Definition
The three-dimensional area of airspace surrounding a ground-based navigation aid (such as a VOR or DME) within which an aircraft's avionics can reliably receive a usable signal. Reception volume is bounded by the station's signal range, which varies with the aircraft's altitude and distance from the station, and is defined by the facility's published service volume and line-of-sight limitations.
Plain English
The chunk of sky around a ground navigation station where your aircraft is close enough and high enough to pick up a clean, usable signal.
Context Anchor
Seen in VOR/DME RNAV discussions, especially when explaining why position information can become unreliable if the aircraft is too far away, too low, or blocked from the station’s signal.
Derivation
Reception' comes from Latin recipere, 'to receive' — in this case, receiving the radio signal. 'Volume' here means a three-dimensional space, not loudness.
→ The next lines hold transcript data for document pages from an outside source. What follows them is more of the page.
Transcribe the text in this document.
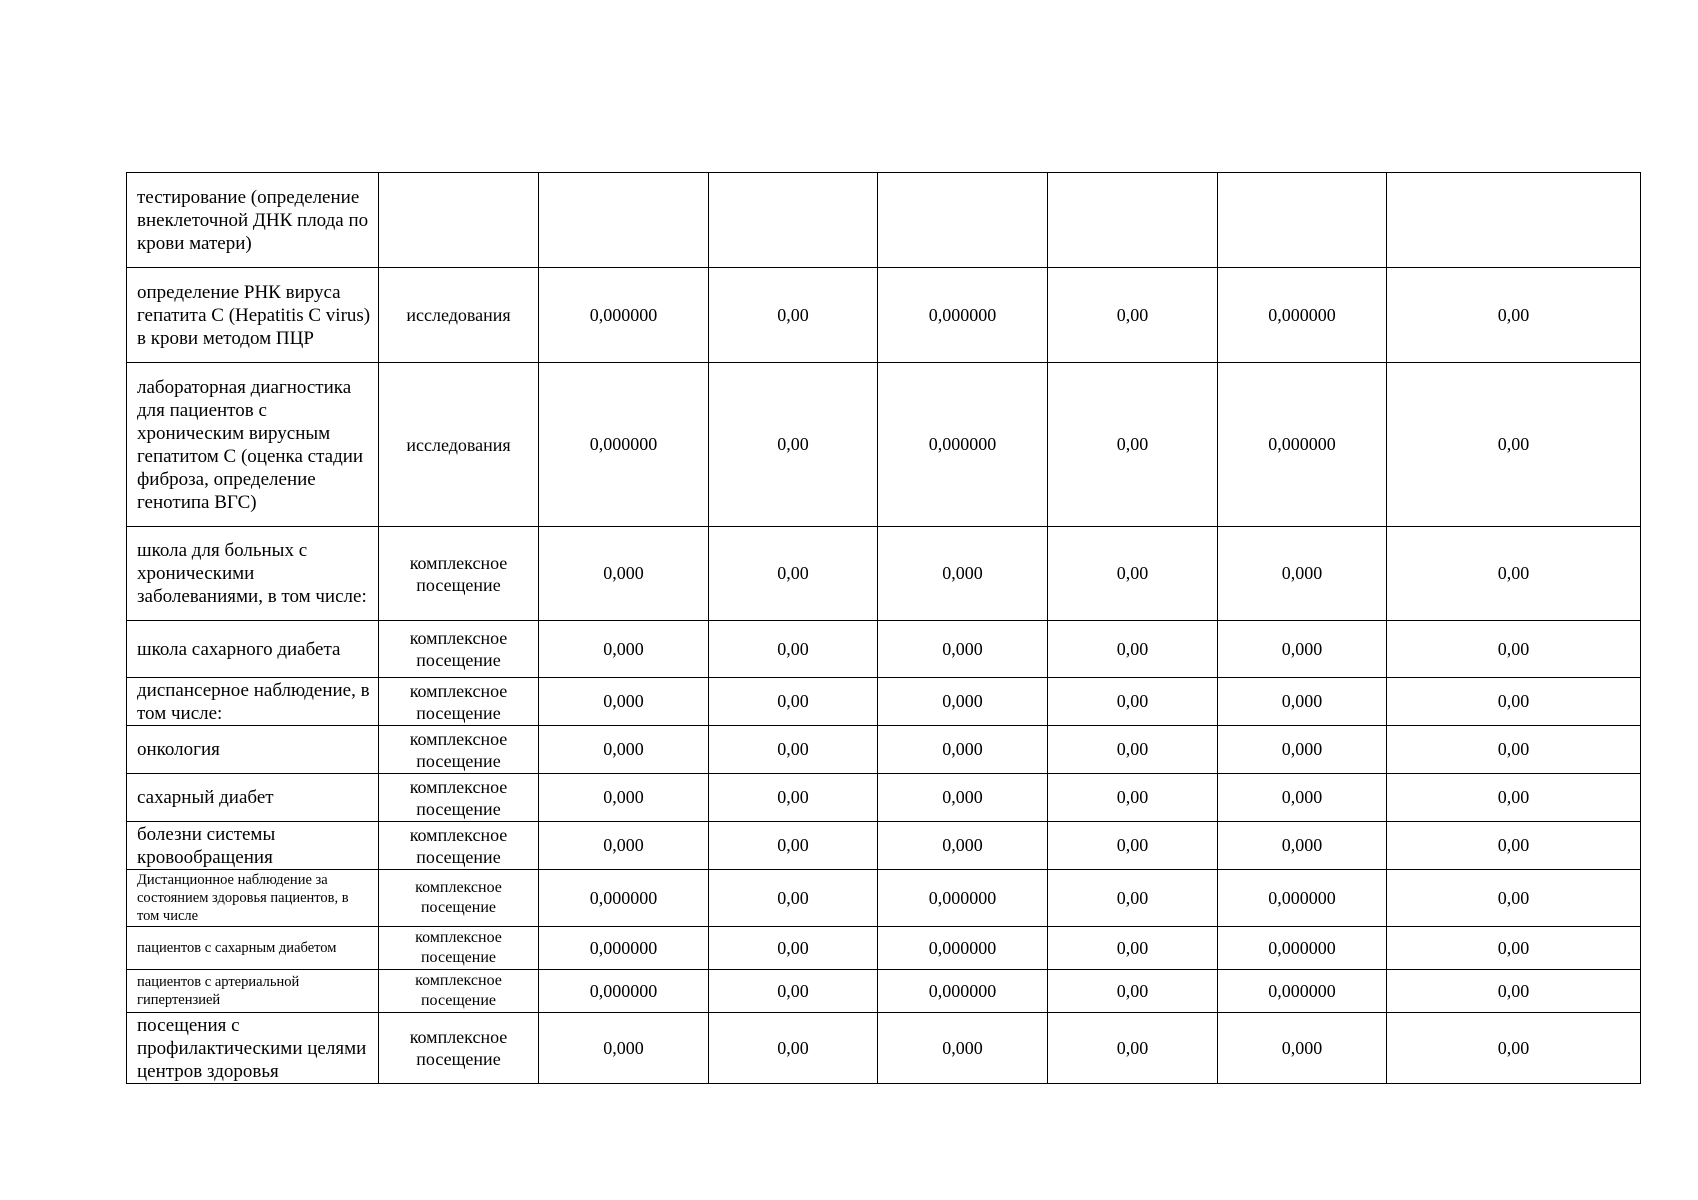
тестирование (определение внеклеточной ДНК плода по крови матери)							
определение РНК вируса гепатита С (Hepatitis C virus) в крови методом ПЦР	исследования	0,000000	0,00	0,000000	0,00	0,000000	0,00
лабораторная диагностика для пациентов с хроническим вирусным гепатитом С (оценка стадии фиброза, определение генотипа ВГС)	исследования	0,000000	0,00	0,000000	0,00	0,000000	0,00
школа для больных с хроническими заболеваниями, в том числе:	комплексное посещение	0,000	0,00	0,000	0,00	0,000	0,00
школа сахарного диабета	комплексное посещение	0,000	0,00	0,000	0,00	0,000	0,00
диспансерное наблюдение, в том числе:	комплексное посещение	0,000	0,00	0,000	0,00	0,000	0,00
онкология	комплексное посещение	0,000	0,00	0,000	0,00	0,000	0,00
сахарный диабет	комплексное посещение	0,000	0,00	0,000	0,00	0,000	0,00
болезни системы кровообращения	комплексное посещение	0,000	0,00	0,000	0,00	0,000	0,00
Дистанционное наблюдение за состоянием здоровья пациентов, в том числе	комплексное посещение	0,000000	0,00	0,000000	0,00	0,000000	0,00
пациентов с сахарным диабетом	комплексное посещение	0,000000	0,00	0,000000	0,00	0,000000	0,00
пациентов с артериальной гипертензией	комплексное посещение	0,000000	0,00	0,000000	0,00	0,000000	0,00
посещения с профилактическими целями центров здоровья	комплексное посещение	0,000	0,00	0,000	0,00	0,000	0,00
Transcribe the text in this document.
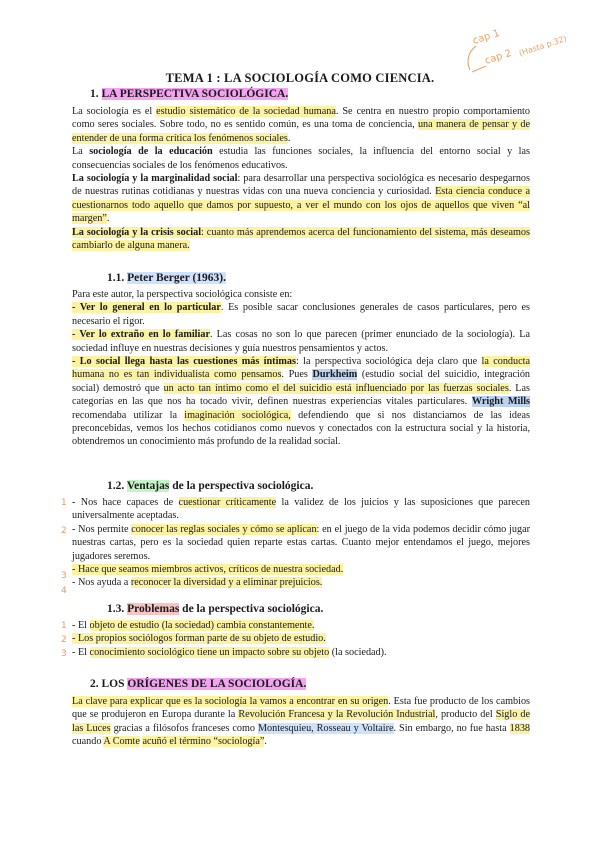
cap 1
cap 2 (Hasta p.32)
TEMA 1 : LA SOCIOLOGÍA COMO CIENCIA.
1. LA PERSPECTIVA SOCIOLÓGICA.

La sociología es el estudio sistemático de la sociedad humana. Se centra en nuestro propio comportamiento como seres sociales. Sobre todo, no es sentido común, es una toma de conciencia, una manera de pensar y de entender de una forma crítica los fenómenos sociales.

La sociología de la educación estudia las funciones sociales, la influencia del entorno social y las consecuencias sociales de los fenómenos educativos.

La sociología y la marginalidad social: para desarrollar una perspectiva sociológica es necesario despegarnos de nuestras rutinas cotidianas y nuestras vidas con una nueva conciencia y curiosidad. Esta ciencia conduce a cuestionarnos todo aquello que damos por supuesto, a ver el mundo con los ojos de aquellos que viven “al margen”.

La sociología y la crisis social: cuanto más aprendemos acerca del funcionamiento del sistema, más deseamos cambiarlo de alguna manera.

1.1. Peter Berger (1963).

Para este autor, la perspectiva sociológica consiste en:

- Ver lo general en lo particular. Es posible sacar conclusiones generales de casos particulares, pero es necesario el rigor.

- Ver lo extraño en lo familiar. Las cosas no son lo que parecen (primer enunciado de la sociología). La sociedad influye en nuestras decisiones y guía nuestros pensamientos y actos.

- Lo social llega hasta las cuestiones más íntimas: la perspectiva sociológica deja claro que la conducta humana no es tan individualista como pensamos. Pues Durkheim (estudio social del suicidio, integración social) demostró que un acto tan íntimo como el del suicidio está influenciado por las fuerzas sociales. Las categorías en las que nos ha tocado vivir, definen nuestras experiencias vitales particulares. Wright Mills recomendaba utilizar la imaginación sociológica, defendiendo que si nos distanciamos de las ideas preconcebidas, vemos los hechos cotidianos como nuevos y conectados con la estructura social y la historia, obtendremos un conocimiento más profundo de la realidad social.

1.2. Ventajas de la perspectiva sociológica.
1
2
3
4

- Nos hace capaces de cuestionar críticamente la validez de los juicios y las suposiciones que parecen universalmente aceptadas.

- Nos permite conocer las reglas sociales y cómo se aplican: en el juego de la vida podemos decidir cómo jugar nuestras cartas, pero es la sociedad quien reparte estas cartas. Cuanto mejor entendamos el juego, mejores jugadores seremos.

- Hace que seamos miembros activos, críticos de nuestra sociedad.

- Nos ayuda a reconocer la diversidad y a eliminar prejuicios.

1.3. Problemas de la perspectiva sociológica.
1
2
3

- El objeto de estudio (la sociedad) cambia constantemente.

- Los propios sociólogos forman parte de su objeto de estudio.

- El conocimiento sociológico tiene un impacto sobre su objeto (la sociedad).

2. LOS ORÍGENES DE LA SOCIOLOGÍA.

La clave para explicar que es la sociología la vamos a encontrar en su origen. Esta fue producto de los cambios que se produjeron en Europa durante la Revolución Francesa y la Revolución Industrial, producto del Siglo de las Luces gracias a filósofos franceses como Montesquieu, Rosseau y Voltaire. Sin embargo, no fue hasta 1838 cuando A Comte acuñó el término “sociología”.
So 'reception volume' literally means 'the space within which the signal can be received.'
Why Pilots Care
Leaving the reception volume causes navigation errors or complete loss of RNAV guidance, requiring pilots to cross-check position by other means.
Analogy
Think of it like the coverage area of an FM radio station. Close enough and in the clear, the sound is usable; too far away or blocked by terrain, the signal fades or breaks up.
Intuition Check
Do not read volume as sound level here. In this term, volume means the three-dimensional space where the navigation signal can be received and used.
Example Sentence 1
As the aircraft descended below 3,000 feet, it dropped out of the VOR's reception volume and the navigation flag appeared.
Example Sentence 2
RNAV course guidance became erratic once the flight departed the published reception volume of the reference station.